Por su parte, el rechazo a la investigación ha sido una de las trabas culturales potentes e ideológicamente regresivas, pues si no hay investigación, creación y circulación crítica de conocimientos, ¿qué hay? Parálisis, estancamiento y, muchas veces, un proceso acelerado de degradación, en el que el conocimiento original se vuelve un valor despreciado o, por lo menos, sospechoso. Eso nos hará mucho menos libres, y más aun, menos liberados. Una universidad sostenida en un horizonte de investigación y producción dinámica, compartida y extendida para el cambio social es una clave decisiva. Y para ello se precisa gente formada y diversa, tanto la que procede de las mejores tradiciones del Instituto de Profesores Artigas y de otros centros, como de los licenciados, magísteres y doctores de la Universidad de la República (Udelar), sin olvidar que no pocos egresados de formación docente han sido acogidos y titulados justamente en los posgrados de Udelar, incluso habiendo contado con el acceso a los beneficios del sistema de becas.

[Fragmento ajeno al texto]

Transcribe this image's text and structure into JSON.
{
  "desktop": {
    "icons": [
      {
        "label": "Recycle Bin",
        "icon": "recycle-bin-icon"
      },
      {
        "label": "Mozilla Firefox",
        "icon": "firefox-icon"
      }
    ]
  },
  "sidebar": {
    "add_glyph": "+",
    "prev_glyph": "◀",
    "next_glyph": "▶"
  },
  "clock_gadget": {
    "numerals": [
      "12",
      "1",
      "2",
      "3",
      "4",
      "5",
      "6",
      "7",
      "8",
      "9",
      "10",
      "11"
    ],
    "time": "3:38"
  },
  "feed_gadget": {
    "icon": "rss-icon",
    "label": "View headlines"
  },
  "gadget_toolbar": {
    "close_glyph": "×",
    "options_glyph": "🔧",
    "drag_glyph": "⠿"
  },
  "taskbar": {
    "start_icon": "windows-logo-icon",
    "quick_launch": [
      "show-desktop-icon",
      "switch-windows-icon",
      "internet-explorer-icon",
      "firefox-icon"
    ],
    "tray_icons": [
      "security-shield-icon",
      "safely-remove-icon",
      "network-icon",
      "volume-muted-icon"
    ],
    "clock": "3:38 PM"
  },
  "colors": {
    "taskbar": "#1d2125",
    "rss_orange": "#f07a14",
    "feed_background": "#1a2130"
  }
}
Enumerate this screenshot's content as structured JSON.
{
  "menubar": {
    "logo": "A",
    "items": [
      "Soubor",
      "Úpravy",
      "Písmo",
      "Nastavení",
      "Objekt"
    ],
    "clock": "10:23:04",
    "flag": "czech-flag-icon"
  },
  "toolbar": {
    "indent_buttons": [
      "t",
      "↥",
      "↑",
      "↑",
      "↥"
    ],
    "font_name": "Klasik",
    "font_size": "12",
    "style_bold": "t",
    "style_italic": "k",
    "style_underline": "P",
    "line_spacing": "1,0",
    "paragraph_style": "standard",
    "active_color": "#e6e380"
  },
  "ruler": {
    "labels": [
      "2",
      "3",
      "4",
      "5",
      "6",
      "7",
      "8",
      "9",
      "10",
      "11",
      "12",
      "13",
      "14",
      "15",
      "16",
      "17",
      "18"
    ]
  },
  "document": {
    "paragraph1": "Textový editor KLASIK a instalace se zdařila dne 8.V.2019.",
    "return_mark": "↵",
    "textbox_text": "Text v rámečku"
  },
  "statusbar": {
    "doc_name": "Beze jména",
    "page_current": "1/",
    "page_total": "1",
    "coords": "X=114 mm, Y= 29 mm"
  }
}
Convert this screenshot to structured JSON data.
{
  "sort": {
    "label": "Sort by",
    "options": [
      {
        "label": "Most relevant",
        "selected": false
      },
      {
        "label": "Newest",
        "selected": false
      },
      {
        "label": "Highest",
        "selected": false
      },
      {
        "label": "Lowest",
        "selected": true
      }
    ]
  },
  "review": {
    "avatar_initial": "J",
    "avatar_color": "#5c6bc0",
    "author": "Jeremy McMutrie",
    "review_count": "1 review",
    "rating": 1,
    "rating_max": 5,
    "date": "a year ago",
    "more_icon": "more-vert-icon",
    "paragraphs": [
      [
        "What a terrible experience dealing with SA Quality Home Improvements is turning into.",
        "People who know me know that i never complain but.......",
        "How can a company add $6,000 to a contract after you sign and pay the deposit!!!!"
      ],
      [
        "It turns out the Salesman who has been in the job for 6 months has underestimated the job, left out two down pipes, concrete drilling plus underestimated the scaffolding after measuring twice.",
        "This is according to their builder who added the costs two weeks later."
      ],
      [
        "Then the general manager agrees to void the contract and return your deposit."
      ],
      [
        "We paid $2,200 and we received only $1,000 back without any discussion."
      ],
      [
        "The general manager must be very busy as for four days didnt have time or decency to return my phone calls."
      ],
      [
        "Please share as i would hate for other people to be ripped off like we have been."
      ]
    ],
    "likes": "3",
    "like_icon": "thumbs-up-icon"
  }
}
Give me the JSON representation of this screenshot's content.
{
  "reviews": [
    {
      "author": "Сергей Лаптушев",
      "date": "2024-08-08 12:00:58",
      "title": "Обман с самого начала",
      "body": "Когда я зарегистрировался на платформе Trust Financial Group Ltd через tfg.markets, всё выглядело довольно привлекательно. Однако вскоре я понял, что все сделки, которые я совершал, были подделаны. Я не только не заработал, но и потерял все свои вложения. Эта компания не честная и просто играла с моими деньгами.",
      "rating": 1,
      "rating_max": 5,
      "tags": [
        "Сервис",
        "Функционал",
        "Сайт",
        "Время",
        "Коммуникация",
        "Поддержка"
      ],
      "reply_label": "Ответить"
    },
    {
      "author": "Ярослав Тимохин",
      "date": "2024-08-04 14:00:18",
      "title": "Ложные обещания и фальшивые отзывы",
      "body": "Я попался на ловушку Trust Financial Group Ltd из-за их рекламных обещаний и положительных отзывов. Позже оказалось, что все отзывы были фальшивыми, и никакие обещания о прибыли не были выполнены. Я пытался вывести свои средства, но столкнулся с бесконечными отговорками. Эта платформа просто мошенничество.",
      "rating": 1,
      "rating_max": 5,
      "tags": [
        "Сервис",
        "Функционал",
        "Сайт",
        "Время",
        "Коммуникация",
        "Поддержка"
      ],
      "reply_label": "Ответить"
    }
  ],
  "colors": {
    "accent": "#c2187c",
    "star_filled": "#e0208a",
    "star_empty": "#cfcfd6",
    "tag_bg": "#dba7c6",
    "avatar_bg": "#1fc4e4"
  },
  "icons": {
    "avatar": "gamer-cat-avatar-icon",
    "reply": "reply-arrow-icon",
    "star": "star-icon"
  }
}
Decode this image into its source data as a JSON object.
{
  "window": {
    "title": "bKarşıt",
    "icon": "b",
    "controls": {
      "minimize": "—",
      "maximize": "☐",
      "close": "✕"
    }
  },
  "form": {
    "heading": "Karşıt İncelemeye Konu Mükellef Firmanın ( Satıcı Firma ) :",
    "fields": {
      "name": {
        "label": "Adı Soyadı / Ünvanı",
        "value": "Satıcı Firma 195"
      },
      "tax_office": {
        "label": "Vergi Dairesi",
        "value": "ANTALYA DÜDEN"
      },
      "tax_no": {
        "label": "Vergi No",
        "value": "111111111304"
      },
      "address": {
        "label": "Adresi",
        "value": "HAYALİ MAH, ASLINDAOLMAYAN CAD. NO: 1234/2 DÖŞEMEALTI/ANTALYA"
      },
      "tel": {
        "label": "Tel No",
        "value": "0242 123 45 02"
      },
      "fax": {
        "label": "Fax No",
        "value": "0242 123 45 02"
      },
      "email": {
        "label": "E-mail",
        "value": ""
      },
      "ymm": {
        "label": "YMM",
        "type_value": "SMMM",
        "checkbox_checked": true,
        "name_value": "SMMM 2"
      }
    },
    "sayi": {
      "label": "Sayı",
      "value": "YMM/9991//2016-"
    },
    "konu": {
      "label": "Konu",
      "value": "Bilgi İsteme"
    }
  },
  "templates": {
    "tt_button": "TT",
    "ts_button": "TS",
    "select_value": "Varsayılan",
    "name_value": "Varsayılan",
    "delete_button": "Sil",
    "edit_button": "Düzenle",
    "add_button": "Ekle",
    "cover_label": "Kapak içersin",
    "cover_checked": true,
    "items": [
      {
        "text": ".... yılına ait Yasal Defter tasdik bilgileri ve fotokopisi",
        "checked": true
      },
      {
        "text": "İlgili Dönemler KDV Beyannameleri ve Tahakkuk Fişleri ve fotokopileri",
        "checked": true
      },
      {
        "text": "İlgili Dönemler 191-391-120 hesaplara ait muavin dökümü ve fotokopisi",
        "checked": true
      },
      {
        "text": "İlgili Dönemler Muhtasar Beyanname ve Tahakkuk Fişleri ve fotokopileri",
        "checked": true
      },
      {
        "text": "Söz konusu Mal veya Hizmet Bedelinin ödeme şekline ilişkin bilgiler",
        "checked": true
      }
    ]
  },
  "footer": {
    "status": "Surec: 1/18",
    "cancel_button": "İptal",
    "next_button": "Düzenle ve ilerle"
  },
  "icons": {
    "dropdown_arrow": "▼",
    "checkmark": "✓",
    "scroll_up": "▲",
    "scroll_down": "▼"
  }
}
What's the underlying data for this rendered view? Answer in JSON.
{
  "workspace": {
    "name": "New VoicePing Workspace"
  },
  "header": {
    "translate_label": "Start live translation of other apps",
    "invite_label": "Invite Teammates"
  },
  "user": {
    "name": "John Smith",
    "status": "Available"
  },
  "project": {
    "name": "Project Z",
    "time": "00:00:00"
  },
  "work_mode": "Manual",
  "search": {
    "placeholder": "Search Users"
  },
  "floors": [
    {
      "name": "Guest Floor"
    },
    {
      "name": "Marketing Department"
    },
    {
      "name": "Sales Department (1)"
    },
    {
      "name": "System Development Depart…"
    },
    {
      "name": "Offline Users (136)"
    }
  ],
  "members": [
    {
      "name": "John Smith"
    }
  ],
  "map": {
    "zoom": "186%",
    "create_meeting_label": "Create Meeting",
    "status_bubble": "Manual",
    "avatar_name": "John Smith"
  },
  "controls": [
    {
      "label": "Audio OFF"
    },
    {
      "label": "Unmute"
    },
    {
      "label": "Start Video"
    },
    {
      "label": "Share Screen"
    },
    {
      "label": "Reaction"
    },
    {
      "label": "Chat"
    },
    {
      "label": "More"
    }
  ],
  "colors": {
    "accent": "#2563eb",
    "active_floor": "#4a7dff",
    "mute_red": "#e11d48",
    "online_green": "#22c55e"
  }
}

En suma, los concursos no pueden ser endogámicos y con arbitrarias reservas de cargos para aquellos que prevén (no todos, claro) que al no haber emprendido una formación exigente no ganarán esos concursos, sobre todo si estos son absolutamente abiertos, auténtica oportunidad también para otros profesores universitarios uruguayos, para docentes extranjeros o uruguayos que estudiaron en el extranjero. No estamos en condiciones de despreciar tanta formación de calidad, de riquezas diferentes, en nombre de una corporación egoísta que asume su blindaje como si la formación y el conocimiento universitario fueran una amenaza. Pensemos, con una ética plausible, en los estudiantes y en el futuro. La educación, entonces, debe estar en manos de los mejores docentes.
Hebert Benítez Pezzolano es profesor de Literatura Uruguaya y director del Departamento de Literatura Uruguaya y Latinoamericana de la Facultad de Humanidades y Ciencias de la Educación de la Universidad de la República. Es doctor en Letras por la Universidad de Valladolid.